Consensus clustering analysis of the TCGA breast invasive carcinoma paired tumor-normal samples performed with the reanalyzed count data (a–d) and the original raw counts downloaded from TCGA (e–h) for cluster sizes of k = 2, k = 3, k = 4 and k = 10. The heat map displays sample consensus

Fig. 5.

Fig. 5.

Measurements of consensus for different cluster sizes (k) from the consensus clustering analysis on the reanalyzed (a–c) and original counts (d–f) from the TCGA paired tumor-normal breast invasive carcinoma samples. The empirical cumulative distribution (CDF) plots (a) and (d) indicate at which k the shape of the curve approaches the ideal step function. Plots (b) and (e) depict the area under the two CDF curves. Item consensus plots (c) and (f) demonstrate the mean consensus of each sample with all other samples in a particular cluster (represented by color)

5 Discussion

Omics Pipe is an automated and reproducible community-based framework that can be used to efficiently analyze newly generated data, to reanalyze publically available data, and to serve as a framework for community-curated NGS analysis pipelines. It currently supports several best practice pipelines for RNA-seq, WES, WGS and ChIP-seq. This list of pipelines will continue to be updated, and we invite the broader community to participate in the development of Omics Pipe through our open source code repository. Pull requests for new components and new pipelines will be promptly reviewed.
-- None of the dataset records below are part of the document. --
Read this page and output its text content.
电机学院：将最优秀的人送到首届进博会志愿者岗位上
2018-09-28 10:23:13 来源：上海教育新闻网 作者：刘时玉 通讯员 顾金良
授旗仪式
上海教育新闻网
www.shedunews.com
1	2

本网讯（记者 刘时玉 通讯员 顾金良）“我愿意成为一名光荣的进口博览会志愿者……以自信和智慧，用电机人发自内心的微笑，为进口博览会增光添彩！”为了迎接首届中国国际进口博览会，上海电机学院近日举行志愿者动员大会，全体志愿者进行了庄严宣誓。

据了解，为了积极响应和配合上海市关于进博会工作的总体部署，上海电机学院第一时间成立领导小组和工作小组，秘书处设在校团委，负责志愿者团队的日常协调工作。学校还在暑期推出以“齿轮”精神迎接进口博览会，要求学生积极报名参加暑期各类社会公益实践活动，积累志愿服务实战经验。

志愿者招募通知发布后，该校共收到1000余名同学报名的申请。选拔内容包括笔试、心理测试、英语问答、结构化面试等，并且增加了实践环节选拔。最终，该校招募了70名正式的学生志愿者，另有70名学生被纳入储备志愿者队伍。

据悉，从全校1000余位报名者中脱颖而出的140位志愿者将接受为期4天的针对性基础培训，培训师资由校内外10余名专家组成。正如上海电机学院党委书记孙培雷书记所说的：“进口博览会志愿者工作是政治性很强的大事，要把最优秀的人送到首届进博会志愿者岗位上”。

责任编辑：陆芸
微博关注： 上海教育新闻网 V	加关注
Future development of Omics Pipe will include hosting community-curated pipelines and modules. In addition, the built-in version control system allows for the reproducibility of analyses performed within the Omics Pipe framework, which is important as new versions of software tools and annotations are released. It can be easily extended as new tools become available, and it can be implemented on a local machine, a computer cluster or the cloud. The goal of Omics Pipe is to democratize NGS analysis by dramatically increasing the accessibility and reproducibility of best practice computational pipelines, which will enable researchers to generate biologically meaningful and interpretable results.

Funding

This work was supported by the National Center for Advancing Translational Sciences (Grant UL1TR001114), the National Cancer Institute (Grant CA92577), the National Institute on Alcohol Abuse and Alcoholism (Grants AA007456, AA013525), the National Institute on Drug Abuse (Grant DA030976), and by a fellowship from the National Foundation for Cancer Research.

Conflict of Interest: none declared.